Amid all the talk of cooperation and collaboration, when we did see a real improvement in relationships and some pretty, radical shifts in culture, there are unfortunately still examples of poor behavior. There’s been a willingness to do things differently, to try new ways of working and explore the adoption of new technology. The painful cost-cutting is hopefully behind us and the focus needs to continue to center on relentlessly pursuing smart solutions and efficiencies, coupled with valued added services. But we still need to talk more frankly about cost versus value.

Our approach to innovation is key to remaining competitive and ensuring that the costs we’ve managed to get down, stay down without any further erosion of margins. Digitalization is a major factor in this, particularly in areas such as remote operations, condition monitoring, sensor technology, visualization, analytics and robotics.

In a nutshell, subsea is about putting things in the underwater environment and making them work. We do this exceptionally well and our ingenuity is world-renowned. We’re already doing some of it digitally but must develop the next wave of digital applications that will help transform our industry. That’s why the focus of our flagship event, Subsea Expo, is firmly on innovation and the future of digitalization next February.

Marginal fields are a case in point. Through the work of NSRI, OGTC and the OGA, the industry now has better data and a clearer understanding of how to develop these small pools of hydrocarbons. Subsea tie-backs to existing infrastructure are the enablers to these fields and we must introduce further efficiencies in their design, installation and operation. Digitalization will be one of the keys to unlocking this potential along with a more joined-up, campaign-based approach to achieve the economies of scale required to profitably exploit these fields.

And this brings us neatly on to skills. With digitalization, there’s a need for different skills sets in the future and that’s why Subsea UK is continuing its work with young people, providing tools and initiatives to help educate and encourage them to bring their digital skills to the subsea sector.
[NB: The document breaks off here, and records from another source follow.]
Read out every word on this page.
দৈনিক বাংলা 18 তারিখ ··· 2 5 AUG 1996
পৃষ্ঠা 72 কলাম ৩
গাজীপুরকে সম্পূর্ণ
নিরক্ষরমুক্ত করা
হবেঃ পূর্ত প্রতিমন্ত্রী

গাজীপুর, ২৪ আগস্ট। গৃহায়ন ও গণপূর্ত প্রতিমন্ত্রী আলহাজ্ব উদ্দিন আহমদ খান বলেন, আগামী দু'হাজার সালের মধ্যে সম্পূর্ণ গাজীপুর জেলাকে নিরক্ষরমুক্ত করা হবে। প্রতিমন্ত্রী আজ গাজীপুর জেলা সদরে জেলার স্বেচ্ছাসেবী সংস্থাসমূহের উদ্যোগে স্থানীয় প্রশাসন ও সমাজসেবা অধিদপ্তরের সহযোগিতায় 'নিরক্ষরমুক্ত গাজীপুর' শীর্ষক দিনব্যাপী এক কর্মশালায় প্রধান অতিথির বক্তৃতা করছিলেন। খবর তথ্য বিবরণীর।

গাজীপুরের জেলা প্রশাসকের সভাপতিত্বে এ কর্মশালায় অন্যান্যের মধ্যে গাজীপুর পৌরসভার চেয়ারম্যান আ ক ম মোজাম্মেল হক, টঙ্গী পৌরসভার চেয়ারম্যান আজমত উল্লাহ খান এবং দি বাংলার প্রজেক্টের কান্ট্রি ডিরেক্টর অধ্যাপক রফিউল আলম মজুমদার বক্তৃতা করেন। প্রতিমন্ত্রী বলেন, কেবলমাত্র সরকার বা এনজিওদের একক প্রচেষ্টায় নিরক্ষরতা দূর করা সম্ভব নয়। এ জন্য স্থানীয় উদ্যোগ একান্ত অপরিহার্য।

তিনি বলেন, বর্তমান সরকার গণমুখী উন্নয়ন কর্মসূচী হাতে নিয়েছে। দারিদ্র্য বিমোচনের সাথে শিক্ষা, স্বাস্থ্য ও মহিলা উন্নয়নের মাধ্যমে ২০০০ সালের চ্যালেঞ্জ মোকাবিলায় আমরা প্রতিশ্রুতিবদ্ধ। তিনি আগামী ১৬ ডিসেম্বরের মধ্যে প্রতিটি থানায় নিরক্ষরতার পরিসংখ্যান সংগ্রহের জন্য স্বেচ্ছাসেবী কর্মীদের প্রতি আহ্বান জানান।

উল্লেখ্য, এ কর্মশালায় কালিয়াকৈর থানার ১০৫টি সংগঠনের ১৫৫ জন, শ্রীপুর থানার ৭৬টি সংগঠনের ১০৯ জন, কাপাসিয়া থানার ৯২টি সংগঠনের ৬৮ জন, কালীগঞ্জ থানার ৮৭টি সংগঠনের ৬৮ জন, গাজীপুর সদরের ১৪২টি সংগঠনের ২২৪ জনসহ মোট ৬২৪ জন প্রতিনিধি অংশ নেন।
Our Subsea Channel resource for primary science education and STEM Challenge for secondary schools is an example of how we engage the younger generation to take an interest in underwater science. With oil and gas still suffering from a poor reputation among many young people, not helped by the recent downturn, it’s even more imperative that we demonstrate to the next generation that subsea is an industry in its own right; an industry which works across many diverse vertical markets in oil & gas, marine renewables, aquaculture, defence and ocean science.

Against this backdrop, Subsea UK provides leadership to help the sector deliver the growth and high value performance that ensures it makes a valuable contribution to the economy. It’s worth reminding ourselves of the vital role subsea plays in helping achieve MER UK (maximizing economic recovery), the £8 billion in revenues it generates, 55 percent of which are exports, the 50,000 plus jobs and high value manufacturing base it supports.

Subsea UK promotes British underwater ingenuity, innovation and expertise around the world and we are working ever more closely with the relevant organisations on a more joined-up approach to exporting and supporting subsea companies diversify into new geographical markets.

Our oceans, covering 70 percent of the planet, are a source of health and wealth. They contain rich, valuable and diverse resources and the U.K., with such a preeminent capability in subsea technology and engineering, is in an enviable position to exploit this enormous economic values. We’ve demonstrated our success in oil and gas and, more recently, offshore wind. As we look to the future, we need to ensure we have the technology and appropriate skills to continue to grow and create high-value jobs through further diversification in emerging and maturing areas such as wave & tidal energy, deepsea mining and aquaculture.